Populismos Ltda.

O populismo projecta as soluções tecno-autoritárias, centralistas, burocráticas. Portugal tem o prazer de durar enquanto se recusa a existir.

Continua a coreografia emocional entre o Governo e a Presidência. Para o Governo a “cooperação estratégica” é uma inspiração para os portugueses. Para o Presidente a “cooperação estratégica” é uma desilusão para os portugueses. Para os portugueses o Governo é uma preocupação e o Presidente parece ter iniciado a última temporada do mais longo adeus da República.

O Governo pensa que não precisa politicamente do Presidente. O Presidente está convicto de que precisa politicamente do Governo. Esta peculiar inversão institucional e democrática é uma originalidade de uma política em circuito fechado e sem vestígio de imaginação. O Governo centra-se na sua sobrevivência política e qualquer prazo de validade do Executivo expira depois do mandato do Presidente. O Presidente centra-se na herança política e sabe que a sua memória futura depende em muito da performance deste Governo. Portugal tem hoje um Governo soberbo na sua impotência e um Presidente superlativo na sua irrelevância. Como pode um país prosperar com a impotência executiva e com a irrelevância presidencial?

Não pode. O país ocupa-se com interesse e desdém pelo salário de um governante menor com uma tarefa maior. Esta ficção efectiva que passa pela prova de vida de uma política democrática é apenas a política portuguesa a jogar o jogo da política portuguesa. Sobra o retrato de um Portugal pequeno, claustrofóbico, esgotado, onde a única preocupação é a inveja, o ressentimento, as acusações políticas e o peso de um país político marcado pela desclassificação e pela pobreza secular. O que fica a descoberto é o sentido visual da pequenez, a aridez cultural que infecta a política nacional com o próprio ar que o país respira.

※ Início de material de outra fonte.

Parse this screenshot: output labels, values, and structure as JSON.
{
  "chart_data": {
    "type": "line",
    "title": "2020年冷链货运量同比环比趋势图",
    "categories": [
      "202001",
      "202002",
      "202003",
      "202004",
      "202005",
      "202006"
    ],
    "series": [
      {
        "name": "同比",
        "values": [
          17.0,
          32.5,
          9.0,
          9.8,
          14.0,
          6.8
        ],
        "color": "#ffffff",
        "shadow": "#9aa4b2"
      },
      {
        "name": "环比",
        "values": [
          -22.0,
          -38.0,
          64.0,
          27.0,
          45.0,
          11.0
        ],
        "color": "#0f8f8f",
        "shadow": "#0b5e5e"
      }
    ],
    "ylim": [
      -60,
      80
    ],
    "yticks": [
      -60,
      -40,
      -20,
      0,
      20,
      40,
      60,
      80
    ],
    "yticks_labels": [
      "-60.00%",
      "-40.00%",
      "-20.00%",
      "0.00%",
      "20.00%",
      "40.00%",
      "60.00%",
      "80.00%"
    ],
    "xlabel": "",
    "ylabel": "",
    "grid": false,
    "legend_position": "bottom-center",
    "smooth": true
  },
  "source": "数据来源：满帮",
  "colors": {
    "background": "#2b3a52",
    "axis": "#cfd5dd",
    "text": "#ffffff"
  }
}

A nobre política é uma comoção melodramática permanente. Depois de estimular os piores instintos da nação, selecciona-se o acessório, não se define conceitos porque sobram os preconceitos, escrevem-se discurso na diagonal, escolhem-se frases assassinas e formula-se o que se pretende fazer passar por uma política pública com imagens em horário nobre a iluminar os portugueses.

A atmosfera política portuguesa está dominada pelo populismo de várias intensidades e variadas cores. Há populistas reaccionários, populistas progressistas, populistas centristas, populistas equilibrados, populistas desequilibrados, populistas à esquerda, populistas à direita, todo um espectro político a culminar no zénite do populismo radical. Comum a esta inflacção populista está uma espécie de slogan político transversal – Acreditar em Portugal!

Todos acreditam no Portugal do presente. Ninguém acredita no Portugal do futuro. Fala-se no fim de um ciclo político com os 50 anos de Abril, um ciclo onde o país progride, mas falha na pobreza, falha na riqueza, falha no desenvolvimento. Portugal é um país sofisticado por fora e provinciano por dentro. Abril não traz a sinfonia do Novo Mundo, mas revela em democracia a aflição do Velho Mundo. O primeiro momento do novo ciclo da democracia portuguesa é uma explosão populista de todos os matizes e de todas as ideologias. O que surge é o facilitismo primário de uma política que não encontra soluções e que só inventa inimigos e obstáculos. Mais ainda. O populismo é grande moda na Europa e Portugal detesta não estar na moda.

No paradoxo político entre a emotividade institucional e a intolerância partidária, Portugal descobre que a execução do PRR está calamitosamente atrasada. A real e estrutural insegurança no país tem uma dimensão económica e não social. Entre o perigo do fracasso e o oásis da promessa, o país projecta toda a sua desorganização, vulnerabilidade, amadorismo, burocracia, o retrato acabado do mais natural conformismo. Há o argumento de que Portugal não se afirma no índice de riqueza porque não existe acumulação de capital para investimento. A começar pelo investimento público.

Há o argumento de que Portugal não se afirma no índice de desenvolvimento porque é incapaz de desenvolver uma ideia de país para poder investir com propriedade e prosperidade as verbas acumuladas no PRR. A suprema incompetência de um país fica absurdamente espelhada na incapacidade de investir verbas que estão ao seu dispor e que podem ser a base para o Portugal do futuro. Portugal é incapaz da riqueza sem dinheiro para “gastar”. Portugal é incapaz da riqueza com dinheiro para “gastar”.

O populismo asfixia as opções tecno-dirigistas. O populismo destrói as opções tecno-libertárias. O populismo projecta as soluções tecno-autoritárias, centralistas, burocráticas. Portugal tem o prazer de durar enquanto se recusa a existir.